Athletics offer an array of benefits and enhancements both at the academic and student engagement levels on a two-year college campus.
From providing countless opportunities for students of all backgrounds, two-year college athletics offer a fast and affordable higher education experience with career paths for everyone. Student-athletes are often presented with increased playing time and stronger one-on-one relationships with coaching staffs and school faculty, while students have more reasons to spend time on campus and exhibit school pride. Graduation rates and diversity continue to climb as two-year college athletics flourish.
Increased enrollment and graduation rates
Athletics can serve as a significant driver of enrollment, with student-athletes accounting for an average of 13% of the student body on college campuses. By participating in sports, students at the two-year college level save money via scholarships and an associate degree, while also being exposed to competition on a national level.

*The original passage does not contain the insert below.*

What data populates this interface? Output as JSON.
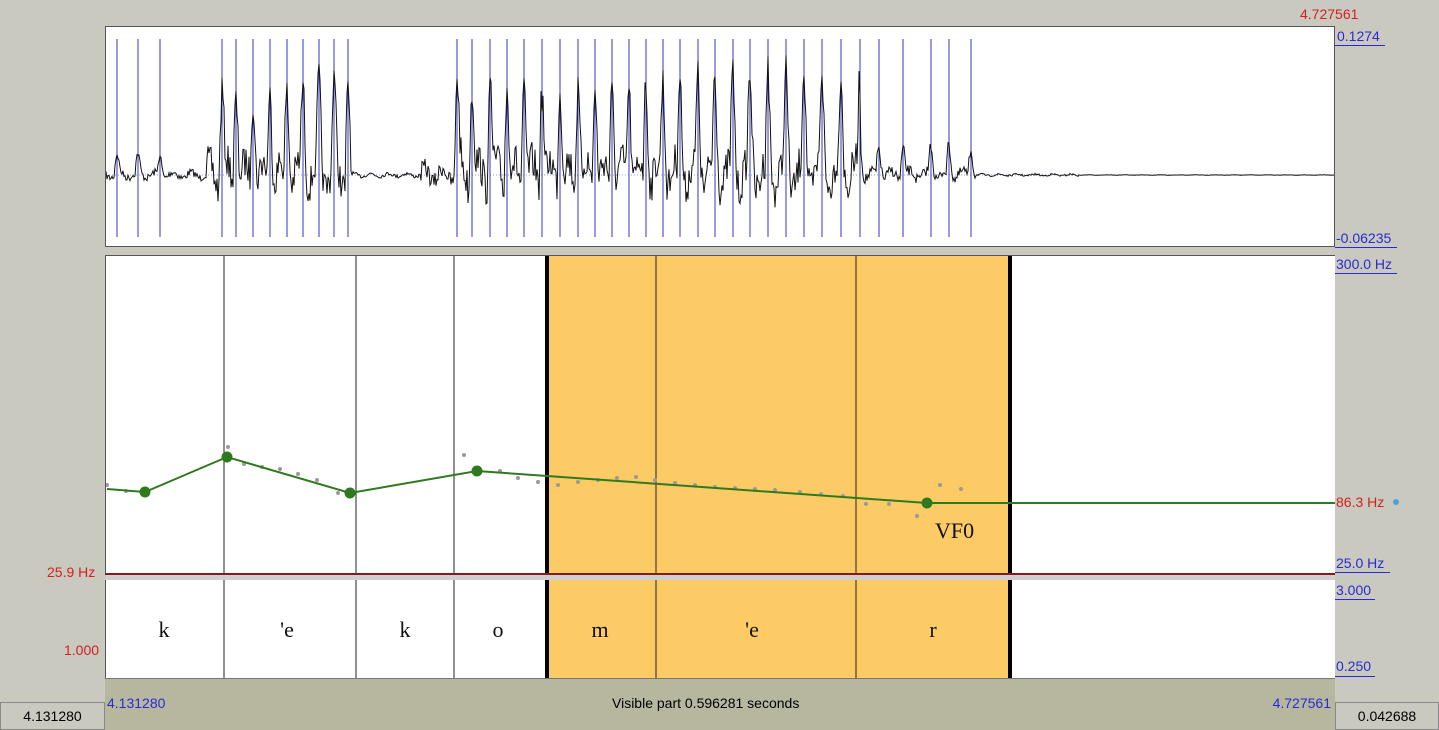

Sport participation builds on time management skills and offers resources for student-athletes to obtain academic assistance and career guidance. Forty percent of all undergraduates in the U.S. attended community colleges and, according to a study by Colby Community College (Kansas) in 2020, student-athletes are 11% more likely to graduate than the general student body. In 2018, the National Center for Education Statistics conducted a study finding that 49% of students who attended a two-year college earned a four-year degree.
Higher student engagement and community involvement
Being part of a team boosts comradery and provides a sense of belonging on campus. Oftentimes, at the two-year college level, student-athletes spend additional time traveling to competitions or practices, creating a further bond between teammates. In these shared experiences, student-athletes are active in the classroom, engaging other students in conversation and experiences.
While many two-year colleges do not offer on-campus housing, sporting events give all students, faculty and staff a team to cheer for and a reason to visit campus for extracurricular events. Outside of campus, athletics builds a sense of belonging for the community and locals. Those that may no longer live nearby, but once did or have ties to the college, could find themselves supporting athletic teams that remind them of their experiences in the area.
Student-athletes exemplify diversity
Individuals from all backgrounds and walks of life participate in college athletics to obtain an education, play the game they love and sharpen life skills. During the 2021-22 academic year, around 30% of all student-athletes participating in the National Junior College Athletic Association (NJCAA) are first-generation college students. Furthermore, close to 29% of the NJCAA student-athlete population is African American and around 15% identify as Hispanic.
In two-year college athletics, there is no age limit for student-athlete participation, however individuals may only compete for two seasons. Student-athletes from all around the world come together for an opportunity to receive a first-class education and college experience, getting exposed to people they otherwise may have never met. Student-athletes can sharpen skills in the classroom, be exposed to diverse studies and people, compete at a high level, and prepare for future educational and sport options. Crossing paths with individuals from different cultures and experiences can expand the desire to succeed as a team.
Recognition on national level
There are many benefits for two-year colleges that have resources to build athletic facilities on campus or nearby. Athletic facilities draw widespread attention to college campuses, while capturing the attention of prospective students and athletes. Athletics bring local and national stakeholders to schools, improving the surrounding community and school system.
Many student-athletes go on to play at the highly competitive four-year level and beyond that, at the professional level, drawing national attention to their academic and athletic start. Former NJCAA student-athletes such as Tyreek Hill (football), Jessica McDonald (women’s soccer), Andy Pettitte (baseball), Sheryl Swoopes (women’s basketball), Jimmy Butler (men’s basketball), and Brittney Reese (women’s track and field) got their start in professional sports at the two-year college level, attracting national attention back to the programs.
As two-year college sports continue to grow, national championships and accomplishments are being placed on prominent sports networks, news stations and social media platforms, enhancing the school image and unveiling more opportunities.